Manufacturers around the country continued to grow in November, but at a slightly slower pace as oil and crop prices declined.

Creighton University's manufacturing index for companies in Minnesota and nine other central states dipped to a still strong index of 51.3 in November from 51.8 in October. Any index above 50 signals growth, while readings below 50 signal contraction.

The Institute of Supply Management (ISM) reported Monday that its U.S. manufacturing index dipped to 58.7 from 59 in October. Fourteen of 18 manufacturing industries grew with food, beverage, furniture, metal products, textiles and printing topping the list.

Monday's reports attributed the slight slowdown to lower oil prices, depressed crop prices and sagging demand for Midwest agricultural equipment. Recently John Deere and Caterpillar noted pressures on ag-related sales.

The Creighton report noted that new orders across all factories slid during November and that employment fell for the third time in four months as weakness in the ag and energy sectors has become more prevalent across the middle of the United States.

At the same time, exports grew and inventories and economic optimism rose during November as surveyed factory managers said they expected a solid holiday season.

Ernie Goss, director of Creighton University's Economic Forecasting Group, said that "After rising to its highest level in more than three years in June, the overall [51.3 index] reading has hovered in a range pointing to positive." But it also has signaled "much slower growth for the overall regional economy over the next three to six months."

In Minnesota, the business conditions index fell to 58 from October's 63.7. The state's factories continued to see strong growth in new orders, production, deliveries and inventories. Their Achilles' heel, however, was jobs.

Minnesota's manufacturing sector lost 31,000 jobs during the recession that ran from December 2007 to June 2009. It only has regained 20,000 jobs, Goss said. "The state's manufacturing employment will return to prerecession levels in the latter half of 2015."

The ISM index "matched the August reading [and] was the highest level since March 2011," said Jefferies LLC Vice President Thomas Simons in a research note to investors. "The data is a bit stronger than expected. … Respondents in many of the industries highlighted in the ISM news release noted a general sense of optimism and of strong business activity."

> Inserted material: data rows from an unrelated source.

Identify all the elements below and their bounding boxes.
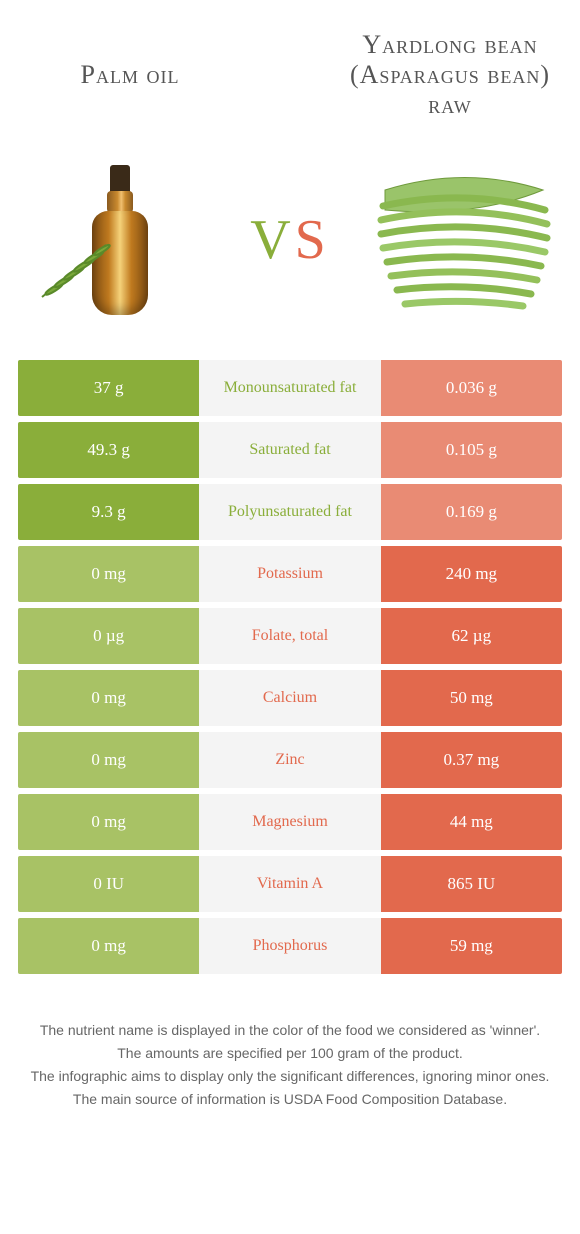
nutrient-label: Monounsaturated fat: [199, 360, 380, 416]
footer-notes: The nutrient name is displayed in the co…: [0, 980, 580, 1110]
left-value: 37 g: [18, 360, 199, 416]
table-row: 0 mgZinc0.37 mg: [18, 732, 562, 788]
right-food-title: Yardlong bean (Asparagus bean) raw: [340, 30, 560, 120]
right-value: 0.105 g: [381, 422, 562, 478]
right-value: 59 mg: [381, 918, 562, 974]
nutrient-label: Polyunsaturated fat: [199, 484, 380, 540]
herb-sprig-icon: [34, 235, 124, 305]
right-value: 62 µg: [381, 608, 562, 664]
right-food-image: [360, 140, 560, 340]
vs-v: V: [250, 209, 294, 271]
left-value: 0 mg: [18, 918, 199, 974]
left-value: 0 µg: [18, 608, 199, 664]
left-value: 0 mg: [18, 670, 199, 726]
nutrient-label: Potassium: [199, 546, 380, 602]
footer-line: The amounts are specified per 100 gram o…: [30, 1043, 550, 1064]
right-value: 0.37 mg: [381, 732, 562, 788]
left-food-title: Palm oil: [20, 60, 240, 90]
right-value: 0.036 g: [381, 360, 562, 416]
oil-bottle-icon: [90, 165, 150, 315]
right-value: 0.169 g: [381, 484, 562, 540]
header: Palm oil Yardlong bean (Asparagus bean) …: [0, 0, 580, 130]
right-value: 240 mg: [381, 546, 562, 602]
left-value: 49.3 g: [18, 422, 199, 478]
right-value: 44 mg: [381, 794, 562, 850]
table-row: 0 mgMagnesium44 mg: [18, 794, 562, 850]
table-row: 9.3 gPolyunsaturated fat0.169 g: [18, 484, 562, 540]
footer-line: The infographic aims to display only the…: [30, 1066, 550, 1087]
nutrient-label: Magnesium: [199, 794, 380, 850]
vs-label: VS: [250, 208, 330, 272]
table-row: 0 µgFolate, total62 µg: [18, 608, 562, 664]
nutrient-table: 37 gMonounsaturated fat0.036 g 49.3 gSatu…: [0, 360, 580, 974]
table-row: 0 mgPotassium240 mg: [18, 546, 562, 602]
table-row: 37 gMonounsaturated fat0.036 g: [18, 360, 562, 416]
table-row: 49.3 gSaturated fat0.105 g: [18, 422, 562, 478]
nutrient-label: Saturated fat: [199, 422, 380, 478]
right-value: 50 mg: [381, 670, 562, 726]
left-value: 9.3 g: [18, 484, 199, 540]
nutrient-label: Phosphorus: [199, 918, 380, 974]
nutrient-label: Folate, total: [199, 608, 380, 664]
footer-line: The main source of information is USDA F…: [30, 1089, 550, 1110]
table-row: 0 mgCalcium50 mg: [18, 670, 562, 726]
right-value: 865 IU: [381, 856, 562, 912]
vs-s: S: [295, 209, 330, 271]
table-row: 0 mgPhosphorus59 mg: [18, 918, 562, 974]
nutrient-label: Calcium: [199, 670, 380, 726]
left-value: 0 mg: [18, 546, 199, 602]
images-row: VS: [0, 130, 580, 360]
left-value: 0 IU: [18, 856, 199, 912]
table-row: 0 IUVitamin A865 IU: [18, 856, 562, 912]
nutrient-label: Vitamin A: [199, 856, 380, 912]
nutrient-label: Zinc: [199, 732, 380, 788]
left-value: 0 mg: [18, 732, 199, 788]
yardlong-beans-icon: [365, 160, 555, 320]
left-value: 0 mg: [18, 794, 199, 850]
left-food-image: [20, 140, 220, 340]
footer-line: The nutrient name is displayed in the co…: [30, 1020, 550, 1041]
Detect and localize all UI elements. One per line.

Daniel Meckstroth, chief economist for the Manufacturers Alliance Foundation called the national results "exceptionally strong," and noted that "only 7 percent of the time in the last 25 years has the [production manufacturing index] been at 58.7 percent or higher."

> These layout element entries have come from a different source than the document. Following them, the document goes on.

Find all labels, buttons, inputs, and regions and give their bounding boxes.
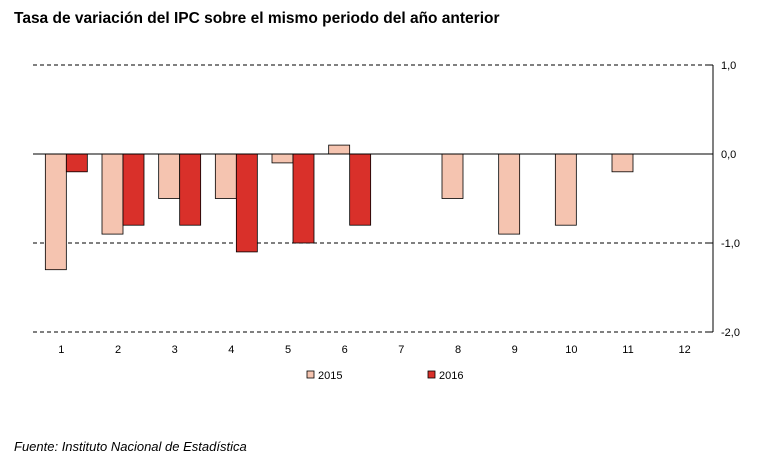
legend-swatch-2015 [306, 370, 315, 379]
legend-label-2016: 2016 [439, 370, 463, 382]
gridlines [33, 64, 713, 333]
bar-2016-3 [179, 153, 202, 226]
bars [44, 144, 634, 271]
bar-2015-4 [214, 153, 237, 199]
y-tick-label: -2,0 [721, 327, 740, 339]
y-tick-label: -1,0 [721, 238, 740, 250]
legend: 2015 2016 [306, 370, 463, 382]
bar-2016-2 [122, 153, 145, 226]
bar-2015-2 [101, 153, 124, 235]
x-tick-label: 8 [455, 344, 461, 356]
chart-title: Tasa de variación del IPC sobre el mismo… [14, 10, 500, 27]
bar-2016-4 [235, 153, 258, 253]
x-tick-label: 3 [172, 344, 178, 356]
y-tick-labels: 1,0 0,0 -1,0 -2,0 [721, 60, 740, 339]
zero-line [33, 65, 714, 332]
x-tick-label: 7 [398, 344, 404, 356]
bar-2015-6 [328, 144, 351, 155]
x-tick-label: 12 [679, 344, 691, 356]
x-tick-label: 2 [115, 344, 121, 356]
x-tick-label: 5 [285, 344, 291, 356]
bar-2016-5 [292, 153, 315, 244]
x-tick-label: 10 [565, 344, 577, 356]
y-tick-label: 1,0 [721, 60, 736, 72]
bar-2015-1 [44, 153, 67, 271]
x-tick-label: 9 [512, 344, 518, 356]
x-tick-label: 11 [622, 344, 633, 356]
x-tick-label: 6 [342, 344, 348, 356]
x-tick-label: 1 [58, 344, 64, 356]
x-tick-labels: 1 2 3 4 5 6 7 8 9 10 11 12 [58, 344, 691, 356]
bar-2016-1 [65, 153, 88, 173]
legend-label-2015: 2015 [318, 370, 342, 382]
bar-2015-8 [441, 153, 464, 199]
bar-2015-10 [554, 153, 577, 226]
bar-2015-3 [158, 153, 181, 199]
y-tick-label: 0,0 [721, 149, 736, 161]
legend-swatch-2016 [427, 370, 436, 379]
bar-2016-6 [349, 153, 372, 226]
bar-2015-5 [271, 153, 294, 164]
x-tick-label: 4 [228, 344, 234, 356]
source-note: Fuente: Instituto Nacional de Estadístic… [14, 439, 247, 454]
bar-2015-11 [611, 153, 634, 173]
bar-2015-9 [498, 153, 521, 235]
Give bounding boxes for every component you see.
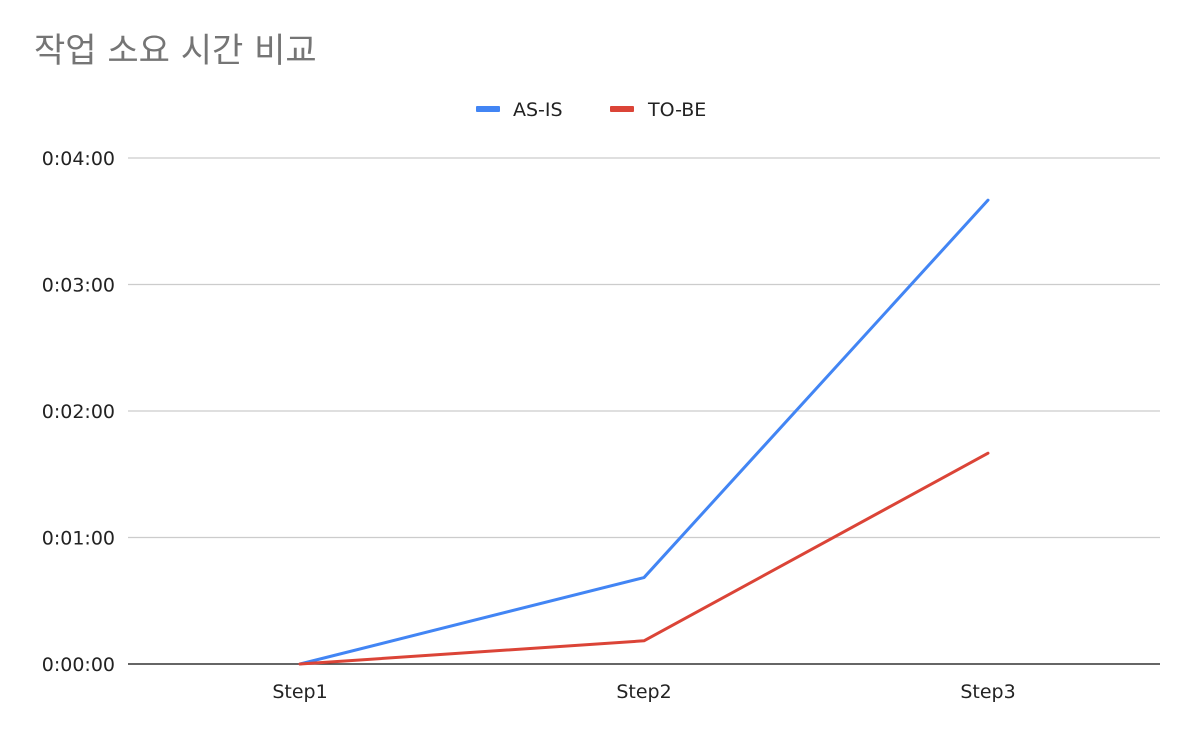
- y-tick-label: 0:03:00: [42, 275, 115, 297]
- legend-item-as-is: AS-IS: [476, 99, 563, 121]
- x-tick-label: Step2: [616, 681, 671, 703]
- legend: AS-IS TO-BE: [476, 99, 706, 121]
- y-tick-label: 0:01:00: [42, 528, 115, 550]
- x-tick-label: Step3: [960, 681, 1015, 703]
- y-axis: 0:00:00 0:01:00 0:02:00 0:03:00 0:04:00: [42, 148, 115, 676]
- legend-label: TO-BE: [647, 99, 706, 121]
- legend-item-to-be: TO-BE: [610, 99, 706, 121]
- legend-swatch: [476, 106, 500, 112]
- y-tick-label: 0:00:00: [42, 654, 115, 676]
- series-line-to-be: [298, 451, 990, 666]
- gridlines: [128, 157, 1160, 665]
- series-line-as-is: [298, 198, 990, 666]
- y-tick-label: 0:04:00: [42, 148, 115, 170]
- x-axis: Step1 Step2 Step3: [272, 681, 1015, 703]
- legend-label: AS-IS: [513, 99, 563, 121]
- chart-title: 작업 소요 시간 비교: [34, 31, 317, 71]
- legend-swatch: [610, 106, 634, 112]
- x-tick-label: Step1: [272, 681, 327, 703]
- y-tick-label: 0:02:00: [42, 401, 115, 423]
- series-group: [298, 198, 990, 666]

Of the 18 manufacturing industries, 14 are reporting growth in November in the following order: Food, Beverage & Tobacco Products; Miscellaneous Manufacturing; Furniture & Related Products; Fabricated Metal Products; Textile Mills; Printing & Related Support Activities; Electrical Equipment, Appliances & Components; Paper Products; Plastics & Rubber Products; Machinery; Transportation Equipment; Nonmetallic Mineral Products; Petroleum & Coal Products; and Primary Metals.